[lbo-talk] Obama hearts corn ethanol

Shane Taylor shane.taylor at verizon.net
Tue Jul 1 14:00:34 PDT 2008


No turnaround on this one.

Shane

The New York Times June 23, 2008

Obama Camp Closely Linked With Ethanol By LARRY ROHTER

[....]

Nowadays, when Mr. Obama travels in farm country, he is sometimes accompanied by his friend Tom Daschle, the former Senate majority leader from South Dakota. Mr. Daschle now serves on the boards of three ethanol companies and works at a Washington law firm where, according to his online job description, “he spends a substantial amount of time providing strategic and policy advice to clients in renewable energy.”

Mr. Obama’s lead advisor on energy and environmental issues, Jason Grumet, came to the campaign from the National Commission on Energy Policy, a bipartisan initiative associated with Mr. Daschle and Bob Dole, the Kansas Republican who is also a former Senate majority leader and a big ethanol backer who had close ties to the agribusiness giant Archer Daniels Midland.

Not long after arriving in the Senate, Mr. Obama himself briefly provoked a controversy by flying at subsidized rates on corporate airplanes, including twice on jets owned by Archer Daniels Midland, which is the nation’s largest ethanol producer and is based in his home state.

[....]

Ethanol is one area in which Mr. Obama strongly disagrees with his Republican opponent, Senator John McCain of Arizona. While both presidential candidates emphasize the need for the United States to achieve “energy security” while also slowing down the carbon emissions that are believed to contribute to global warming, they offer sharply different visions of the role that ethanol, which can be made from a variety of organic materials, should play in those efforts.

Mr. McCain advocates eliminating the multibillion-dollar annual government subsidies that domestic ethanol has long enjoyed. As a free trade advocate, he also opposes the 54-cent-a-gallon tariff that the United States slaps on imports of ethanol made from sugar cane, which packs more of an energy punch than corn-based ethanol and is cheaper to produce.

“We made a series of mistakes by not adopting a sustainable energy policy, one of which is the subsidies for corn ethanol, which I warned in Iowa were going to destroy the market” and contribute to inflation, Mr. McCain said this month in an interview with a Brazilian newspaper, O Estado de São Paulo. “Besides, it is wrong,” he added, to tax Brazilian-made sugar cane ethanol, “which is much more efficient than corn ethanol.”

Mr. Obama, in contrast, favors the subsidies, some of which end up in the hands of the same oil companies he says should be subjected to a windfall profits tax. In the name of helping the United States build “energy independence,” he also supports the tariff, which some economists say may well be illegal under the World Trade Organization’s rules but which his advisers say is not.

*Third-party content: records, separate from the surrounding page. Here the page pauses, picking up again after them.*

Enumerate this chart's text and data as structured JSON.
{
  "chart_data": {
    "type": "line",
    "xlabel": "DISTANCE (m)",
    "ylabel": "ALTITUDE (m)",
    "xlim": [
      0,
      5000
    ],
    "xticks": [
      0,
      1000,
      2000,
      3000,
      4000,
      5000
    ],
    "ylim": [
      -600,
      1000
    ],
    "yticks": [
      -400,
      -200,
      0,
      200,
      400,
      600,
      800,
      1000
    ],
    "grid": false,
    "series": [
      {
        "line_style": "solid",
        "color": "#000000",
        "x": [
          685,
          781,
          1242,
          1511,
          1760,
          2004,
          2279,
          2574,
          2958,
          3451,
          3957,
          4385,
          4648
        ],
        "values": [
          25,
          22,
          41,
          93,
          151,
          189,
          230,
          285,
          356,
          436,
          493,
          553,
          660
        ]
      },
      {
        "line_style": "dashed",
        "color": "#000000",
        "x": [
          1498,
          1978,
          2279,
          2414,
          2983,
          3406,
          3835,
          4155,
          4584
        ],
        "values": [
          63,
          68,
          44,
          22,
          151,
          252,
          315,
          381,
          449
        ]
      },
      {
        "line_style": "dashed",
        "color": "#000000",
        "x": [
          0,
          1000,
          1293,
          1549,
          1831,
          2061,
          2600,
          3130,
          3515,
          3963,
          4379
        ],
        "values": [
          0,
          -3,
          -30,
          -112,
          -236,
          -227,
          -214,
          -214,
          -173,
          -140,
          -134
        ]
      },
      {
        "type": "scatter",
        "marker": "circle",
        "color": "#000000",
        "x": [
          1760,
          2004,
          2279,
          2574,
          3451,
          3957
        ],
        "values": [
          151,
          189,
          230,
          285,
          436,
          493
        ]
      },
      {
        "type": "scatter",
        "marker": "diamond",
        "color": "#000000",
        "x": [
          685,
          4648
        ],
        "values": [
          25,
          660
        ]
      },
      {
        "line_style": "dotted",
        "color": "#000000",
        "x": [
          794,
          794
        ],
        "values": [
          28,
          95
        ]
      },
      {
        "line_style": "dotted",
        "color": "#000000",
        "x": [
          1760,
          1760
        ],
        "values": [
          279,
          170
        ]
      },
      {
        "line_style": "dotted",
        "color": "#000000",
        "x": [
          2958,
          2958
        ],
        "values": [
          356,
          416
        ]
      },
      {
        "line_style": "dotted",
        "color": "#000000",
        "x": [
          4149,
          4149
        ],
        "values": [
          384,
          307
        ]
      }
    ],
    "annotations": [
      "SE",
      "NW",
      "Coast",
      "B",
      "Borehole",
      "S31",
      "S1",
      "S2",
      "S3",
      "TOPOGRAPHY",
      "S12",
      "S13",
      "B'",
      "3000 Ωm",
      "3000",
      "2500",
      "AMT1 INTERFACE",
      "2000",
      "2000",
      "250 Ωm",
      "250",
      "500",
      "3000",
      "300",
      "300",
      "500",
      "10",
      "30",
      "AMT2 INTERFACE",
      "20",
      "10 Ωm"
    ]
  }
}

Many economists, consumer advocates, environmental experts and tax groups have been critical of corn ethanol programs as a boondoggle that benefits agribusiness conglomerates more than small farmers. Those complaints have intensified recently as corn prices have risen sharply in tandem with oil prices and corn normally used for food stock has been diverted to ethanol production.

“If you want to take some of the pressure off this market, the obvious thing to do is lower that tariff and let some Brazilian ethanol come in,” said C. Ford Runge, an economist specializing in commodities and trade policy at the Center for International Food and Agricultural Policy at the University of Minnesota. “But one of the fundamental reasons biofuels policy is so out of whack with markets and reality is that interest group politics have been so dominant in the construction of the subsidies that support it.”

Corn ethanol generates less than two units of energy for every unit of energy used to produce it, while the energy ratio for sugar cane is more than 8 to 1. With lower production costs and cheaper land prices in the tropical countries where it is grown, sugar cane is a more efficient source.

[....]

On the campaign trail, Mr. Obama has not explained his opposition to imported sugar cane ethanol. But in remarks last year, made as President Bush was about to sign an ethanol cooperation agreement with his Brazilian counterpart, Mr. Obama argued that “our country’s drive toward energy independence” could suffer if Mr. Bush relaxed restrictions, as Mr. McCain now proposes.

“It does not serve our national and economic security to replace imported oil with Brazilian ethanol,” he argued.

Mr. Obama does talk regularly about developing switchgrass, which flourishes in the Midwest and Great Plains, as a source for ethanol. While the energy ratio for switchgrass and other types of cellulosic ethanol is much greater than corn, economists say that time-consuming investments in infrastructure would be required to make it viable, and with corn nearing $8 a bushel, farmers have little incentive to shift.